Through it all, Jimmy sees The Commitments as the “band of destiny.” Sure, but destined for what? Will they a.) land that contract with the fella Dave from Eejit Records? Or b.) will they implode first? (If you don’t want to know, skip the rest.)
Why it’s one of the best: First off, it’s not just me who says so. Back in 2005, the good people who make Jameson’s Irish Whiskey (you may all bow your heads), together with The Dubliner Magazine, named “The Commitments” the best Irish movie of all time, based on votes from more than 10,000 movie fans.
And 10,000 rabid movie-goers can’t be wrong.
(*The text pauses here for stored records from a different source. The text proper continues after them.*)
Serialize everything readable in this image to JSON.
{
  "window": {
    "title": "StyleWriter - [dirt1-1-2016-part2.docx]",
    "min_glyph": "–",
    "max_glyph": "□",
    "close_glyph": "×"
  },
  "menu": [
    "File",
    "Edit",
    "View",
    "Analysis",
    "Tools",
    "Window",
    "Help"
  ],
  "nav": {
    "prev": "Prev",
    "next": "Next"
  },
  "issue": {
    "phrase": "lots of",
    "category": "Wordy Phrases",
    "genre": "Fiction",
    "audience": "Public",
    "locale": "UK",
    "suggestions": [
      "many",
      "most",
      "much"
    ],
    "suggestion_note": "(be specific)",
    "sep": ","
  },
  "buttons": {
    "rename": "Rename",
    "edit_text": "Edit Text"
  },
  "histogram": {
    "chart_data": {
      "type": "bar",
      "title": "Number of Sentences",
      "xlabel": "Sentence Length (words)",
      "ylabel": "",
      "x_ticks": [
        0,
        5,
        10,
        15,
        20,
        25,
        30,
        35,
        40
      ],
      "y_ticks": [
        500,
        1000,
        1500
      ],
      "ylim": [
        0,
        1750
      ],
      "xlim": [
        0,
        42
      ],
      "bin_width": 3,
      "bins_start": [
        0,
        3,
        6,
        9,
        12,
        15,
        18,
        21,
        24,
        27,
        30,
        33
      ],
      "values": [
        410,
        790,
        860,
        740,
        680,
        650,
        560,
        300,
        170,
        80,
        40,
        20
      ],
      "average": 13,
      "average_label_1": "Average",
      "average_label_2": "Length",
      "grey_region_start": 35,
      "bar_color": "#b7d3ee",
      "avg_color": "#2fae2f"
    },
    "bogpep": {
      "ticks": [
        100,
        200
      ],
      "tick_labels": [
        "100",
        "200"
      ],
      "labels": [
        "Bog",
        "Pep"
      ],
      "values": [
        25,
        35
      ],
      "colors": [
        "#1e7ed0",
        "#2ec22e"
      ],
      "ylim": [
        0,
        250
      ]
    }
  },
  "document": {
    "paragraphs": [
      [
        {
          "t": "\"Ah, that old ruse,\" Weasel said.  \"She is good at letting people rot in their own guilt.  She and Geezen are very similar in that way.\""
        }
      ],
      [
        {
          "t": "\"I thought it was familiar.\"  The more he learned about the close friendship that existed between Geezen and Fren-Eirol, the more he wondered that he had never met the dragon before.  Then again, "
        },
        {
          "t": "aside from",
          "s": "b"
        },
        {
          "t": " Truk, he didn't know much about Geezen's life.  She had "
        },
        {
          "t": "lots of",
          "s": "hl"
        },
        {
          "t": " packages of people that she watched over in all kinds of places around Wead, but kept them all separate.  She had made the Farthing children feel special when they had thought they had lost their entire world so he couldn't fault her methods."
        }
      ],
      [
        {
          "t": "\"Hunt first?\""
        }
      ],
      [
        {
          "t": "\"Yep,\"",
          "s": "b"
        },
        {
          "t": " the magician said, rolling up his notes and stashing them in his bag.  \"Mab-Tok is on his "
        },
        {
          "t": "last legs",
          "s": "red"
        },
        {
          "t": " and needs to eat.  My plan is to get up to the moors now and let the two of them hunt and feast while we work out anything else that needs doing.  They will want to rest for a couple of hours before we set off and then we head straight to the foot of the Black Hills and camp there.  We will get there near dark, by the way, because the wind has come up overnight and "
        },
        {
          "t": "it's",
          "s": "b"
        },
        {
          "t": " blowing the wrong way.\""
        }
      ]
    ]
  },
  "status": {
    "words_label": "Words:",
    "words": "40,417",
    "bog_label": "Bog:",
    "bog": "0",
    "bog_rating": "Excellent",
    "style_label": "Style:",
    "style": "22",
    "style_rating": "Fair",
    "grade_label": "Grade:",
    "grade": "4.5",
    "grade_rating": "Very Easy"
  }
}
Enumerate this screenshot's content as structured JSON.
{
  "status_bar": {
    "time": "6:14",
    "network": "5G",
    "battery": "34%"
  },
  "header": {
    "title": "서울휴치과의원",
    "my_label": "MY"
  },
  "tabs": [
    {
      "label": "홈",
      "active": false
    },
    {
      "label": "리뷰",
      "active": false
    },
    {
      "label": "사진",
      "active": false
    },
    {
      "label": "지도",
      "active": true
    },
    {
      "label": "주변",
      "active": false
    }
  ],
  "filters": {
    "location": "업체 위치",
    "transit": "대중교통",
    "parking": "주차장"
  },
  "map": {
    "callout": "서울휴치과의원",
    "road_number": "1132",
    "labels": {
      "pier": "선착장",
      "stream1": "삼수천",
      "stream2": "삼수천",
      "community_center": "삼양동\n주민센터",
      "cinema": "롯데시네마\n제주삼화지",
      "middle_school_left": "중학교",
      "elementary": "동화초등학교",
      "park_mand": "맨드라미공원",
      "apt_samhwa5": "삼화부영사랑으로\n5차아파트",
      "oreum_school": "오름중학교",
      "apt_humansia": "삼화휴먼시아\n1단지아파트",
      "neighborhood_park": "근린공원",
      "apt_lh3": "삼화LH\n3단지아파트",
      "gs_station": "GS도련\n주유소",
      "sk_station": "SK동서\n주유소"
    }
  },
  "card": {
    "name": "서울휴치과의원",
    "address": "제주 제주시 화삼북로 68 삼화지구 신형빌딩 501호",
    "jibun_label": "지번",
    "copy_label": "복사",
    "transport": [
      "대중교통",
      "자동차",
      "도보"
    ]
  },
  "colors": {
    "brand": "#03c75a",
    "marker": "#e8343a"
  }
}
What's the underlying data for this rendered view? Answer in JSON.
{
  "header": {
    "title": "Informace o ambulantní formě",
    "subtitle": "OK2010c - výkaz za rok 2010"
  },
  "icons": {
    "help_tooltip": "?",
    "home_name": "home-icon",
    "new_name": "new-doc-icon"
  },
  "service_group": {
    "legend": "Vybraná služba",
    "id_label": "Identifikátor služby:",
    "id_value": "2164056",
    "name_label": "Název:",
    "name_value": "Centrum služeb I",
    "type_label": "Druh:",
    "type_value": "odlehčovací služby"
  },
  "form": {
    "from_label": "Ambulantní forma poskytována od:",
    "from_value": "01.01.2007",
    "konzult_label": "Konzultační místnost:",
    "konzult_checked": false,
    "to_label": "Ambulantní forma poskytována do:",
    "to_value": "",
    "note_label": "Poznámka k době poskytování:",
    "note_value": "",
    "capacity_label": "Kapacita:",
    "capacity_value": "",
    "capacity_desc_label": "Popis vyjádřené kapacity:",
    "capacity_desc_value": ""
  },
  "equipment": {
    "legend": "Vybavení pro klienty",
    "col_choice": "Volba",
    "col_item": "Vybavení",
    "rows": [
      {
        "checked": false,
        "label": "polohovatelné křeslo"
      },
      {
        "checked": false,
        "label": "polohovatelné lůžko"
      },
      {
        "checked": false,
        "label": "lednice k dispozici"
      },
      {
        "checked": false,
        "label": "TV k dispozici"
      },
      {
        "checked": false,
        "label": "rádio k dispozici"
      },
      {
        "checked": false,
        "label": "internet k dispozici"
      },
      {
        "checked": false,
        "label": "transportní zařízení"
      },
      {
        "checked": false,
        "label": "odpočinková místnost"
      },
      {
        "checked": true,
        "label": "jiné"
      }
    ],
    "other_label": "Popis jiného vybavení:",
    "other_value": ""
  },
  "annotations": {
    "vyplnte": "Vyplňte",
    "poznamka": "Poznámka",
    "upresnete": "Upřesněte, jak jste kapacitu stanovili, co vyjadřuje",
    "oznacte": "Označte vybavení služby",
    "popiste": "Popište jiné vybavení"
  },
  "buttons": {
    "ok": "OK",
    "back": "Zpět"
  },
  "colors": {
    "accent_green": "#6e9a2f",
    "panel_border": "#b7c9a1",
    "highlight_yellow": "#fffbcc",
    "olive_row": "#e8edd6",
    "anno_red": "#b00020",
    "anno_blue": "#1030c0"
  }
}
Alan Parker manages to capture all the grit and poverty of Doyle’s Northside, while at the same time revealing the brutal, profane honesty and desperate passion of the kids who form the band. He draws perfect, spot-on performances from his cast of unknowns.
And the music—well, The Commitments aren’t exactly the Funk Brothers, but they’ll do nicely in a pinch. What they lack in experience, they more than make up for in enthusiasm. These kids rock.
And, although The Commitments fall apart in spectacular fashion at the end, it’s hard to feel too disappointed. Because, regardless of the outcome, The Commitments is about the power of hope.
Jimmy Rabbitte, predictably, is crushed and angry when his dreams for The Commitments evaporate along with the band. But Joey the Lips sets him straight:
“You’re missin’ the point. The success of the band was irrelevant—you raised their expectations of life, you lifted their horizons. Sure, we could have been famous and made albums and stuff, but that would have been predictable. This way, it’s poetry.”
And it is.
P.S. for Parents: Massive F-bomb alert.